Por Equipe Safe Local Tools

Um timestamp Unix é um inteiro aparentemente simples que esconde três bagunças: calendários civis, política de fusos e largura de palavra do hardware. Pense nele como instante em UTC ao sincronizar globo — mas lembre que relógios locais pulam duas vezes por ano em muitos lugares com horário de verão. Engenheiros amam armazenar segundos desde 1970-01-01T00:00:00Z porque ordena bem e soma duração — até localizar, leap second, offsets históricos ou estouro de int32 em 2038 aparecerem. E converter localmente no navegador com o Safe Local Tools ajuda a depurar logs sem colar IDs internos em conversores SaaS opacos.

OG illustration

Unix time do jeito que a maioria usa

Em geral, conta segundos não‑leap desde a época Unix em UTC; bibliotecas mapeiam para campos legíveis com base tzdata IANA que codifica regras políticas de DST.

Para referência histórica, artigos sobre Unix time e leap second resumem debates — takeaway operacional: não infira cronologia de laboratório só olhando inteiros sem saber semântica do sensor.

Leap seconds e timers de alta precisão

Rotação da Terra oscila; UTC às vezes insere leap second. Pilhas discordaram se timestamps "embesam", repetem ou pulam — POSIX espalha ambiguidade entre implementações. Para correlação de logs após normalização em pipeline, epoch costuma ser monotônico o bastante; para medir latência use relógio monotônico (performance.now), não conversão de relógio de parede.

Ano 2038 e precisão IEEE em JavaScript

time_t 32 bits com sinal transborda perto de 2038‑01‑19. Mitigue persistindo inteiros 64 bits ou strings ISO‑8601 com offset explícito; audite firmware e colunas legadas mesmo que seu serviço Node seja 64 bits.

Números ECMAScript são doubles IEEE — ok para ms perto de hoje; escalas extremas podem precisar BigInt.

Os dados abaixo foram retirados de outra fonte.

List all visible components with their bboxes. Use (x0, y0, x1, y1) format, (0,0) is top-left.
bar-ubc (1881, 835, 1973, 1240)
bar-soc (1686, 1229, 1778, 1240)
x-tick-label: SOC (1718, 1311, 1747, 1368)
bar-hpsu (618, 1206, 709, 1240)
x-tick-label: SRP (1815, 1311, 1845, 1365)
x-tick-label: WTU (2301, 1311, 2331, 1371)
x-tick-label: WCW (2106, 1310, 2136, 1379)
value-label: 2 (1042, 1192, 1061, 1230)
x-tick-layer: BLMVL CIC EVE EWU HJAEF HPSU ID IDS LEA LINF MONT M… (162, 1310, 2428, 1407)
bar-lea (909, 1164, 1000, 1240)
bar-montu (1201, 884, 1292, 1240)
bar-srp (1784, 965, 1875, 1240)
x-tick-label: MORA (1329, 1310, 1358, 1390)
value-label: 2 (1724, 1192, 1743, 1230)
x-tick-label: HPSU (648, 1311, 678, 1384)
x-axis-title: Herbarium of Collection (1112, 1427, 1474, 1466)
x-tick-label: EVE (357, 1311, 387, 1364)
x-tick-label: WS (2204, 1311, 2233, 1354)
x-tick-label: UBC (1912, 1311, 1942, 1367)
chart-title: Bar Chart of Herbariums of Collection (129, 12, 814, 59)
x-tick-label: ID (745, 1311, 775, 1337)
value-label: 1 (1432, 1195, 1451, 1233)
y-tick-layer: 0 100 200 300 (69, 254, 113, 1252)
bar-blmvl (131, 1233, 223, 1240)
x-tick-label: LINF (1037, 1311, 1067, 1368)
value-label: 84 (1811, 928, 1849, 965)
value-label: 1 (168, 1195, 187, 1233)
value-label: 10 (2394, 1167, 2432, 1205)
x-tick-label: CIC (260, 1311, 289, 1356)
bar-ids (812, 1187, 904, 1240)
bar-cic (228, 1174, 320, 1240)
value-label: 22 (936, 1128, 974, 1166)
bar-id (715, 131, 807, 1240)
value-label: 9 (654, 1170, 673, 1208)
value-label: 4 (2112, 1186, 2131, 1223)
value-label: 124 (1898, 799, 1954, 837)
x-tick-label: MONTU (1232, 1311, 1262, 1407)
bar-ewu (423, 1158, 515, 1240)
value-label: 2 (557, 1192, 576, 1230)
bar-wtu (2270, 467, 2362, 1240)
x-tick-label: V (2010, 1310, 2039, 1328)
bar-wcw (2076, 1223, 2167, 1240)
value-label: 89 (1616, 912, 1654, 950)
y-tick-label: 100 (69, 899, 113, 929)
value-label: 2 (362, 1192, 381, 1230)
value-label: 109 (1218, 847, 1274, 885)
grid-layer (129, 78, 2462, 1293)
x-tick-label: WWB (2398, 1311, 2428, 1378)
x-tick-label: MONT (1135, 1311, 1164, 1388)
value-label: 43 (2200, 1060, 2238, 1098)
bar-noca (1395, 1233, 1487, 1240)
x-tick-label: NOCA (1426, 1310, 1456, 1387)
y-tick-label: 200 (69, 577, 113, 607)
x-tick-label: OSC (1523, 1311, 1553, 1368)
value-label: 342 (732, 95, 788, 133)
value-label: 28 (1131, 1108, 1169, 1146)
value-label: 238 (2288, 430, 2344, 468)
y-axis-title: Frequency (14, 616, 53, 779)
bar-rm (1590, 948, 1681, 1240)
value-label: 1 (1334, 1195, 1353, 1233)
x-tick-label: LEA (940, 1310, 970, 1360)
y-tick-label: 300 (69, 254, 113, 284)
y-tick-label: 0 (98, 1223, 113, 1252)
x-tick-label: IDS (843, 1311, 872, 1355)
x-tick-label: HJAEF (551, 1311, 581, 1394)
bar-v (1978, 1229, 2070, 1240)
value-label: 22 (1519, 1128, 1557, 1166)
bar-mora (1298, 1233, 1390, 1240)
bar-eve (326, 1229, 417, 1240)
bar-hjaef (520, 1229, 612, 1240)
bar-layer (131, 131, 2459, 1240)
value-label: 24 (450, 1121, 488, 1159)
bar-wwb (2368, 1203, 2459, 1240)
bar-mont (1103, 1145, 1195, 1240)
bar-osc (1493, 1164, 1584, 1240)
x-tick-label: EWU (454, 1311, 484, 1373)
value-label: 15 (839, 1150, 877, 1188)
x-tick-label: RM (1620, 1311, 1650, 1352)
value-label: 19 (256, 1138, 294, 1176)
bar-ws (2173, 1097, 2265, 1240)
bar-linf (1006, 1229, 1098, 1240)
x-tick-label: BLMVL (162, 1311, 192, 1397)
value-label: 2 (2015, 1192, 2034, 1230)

Cuidado clássico: confundir segundos e milissegundos em agregações — normalize no ingest com validação de esquema.

const ms = Number("2147483647000");
console.log(new Date(ms).toISOString());

JWT exp, cookies e NTP

exp de JWT é NumericDate em segundos; validadores comparam com "agora" de relógio de parede sujeito a drift quando contêiner acorda de snapshot — bandas de tolerância de dezenas de segundos existem por motivo.

Cookies misturando Max-Age e Expires com reescrita de CDN podem surpreender — inspecione cabeçalho final visto pelo navegador. Após incidentes NTP, anote correções manuais nas plataformas de observabilidade para detectores não fabricarem violação de SLO fantasma.

Fusos são política; DST duplica hora local

Corpos políticos mudam regras com pouco aviso; binários precisam atualizar tzdata. Bug clássico: gravar componentes locais sem offset (2026-03-10 02:30 na lacuna de primavera) e desserializar de modo ambíguo.

No outono, uma hora local repete — sem offset não há como distinguir primeira ocorrência da segunda em forense. Pipelines devem emitir epoch UTC junto de string localizada quando auditoria importa.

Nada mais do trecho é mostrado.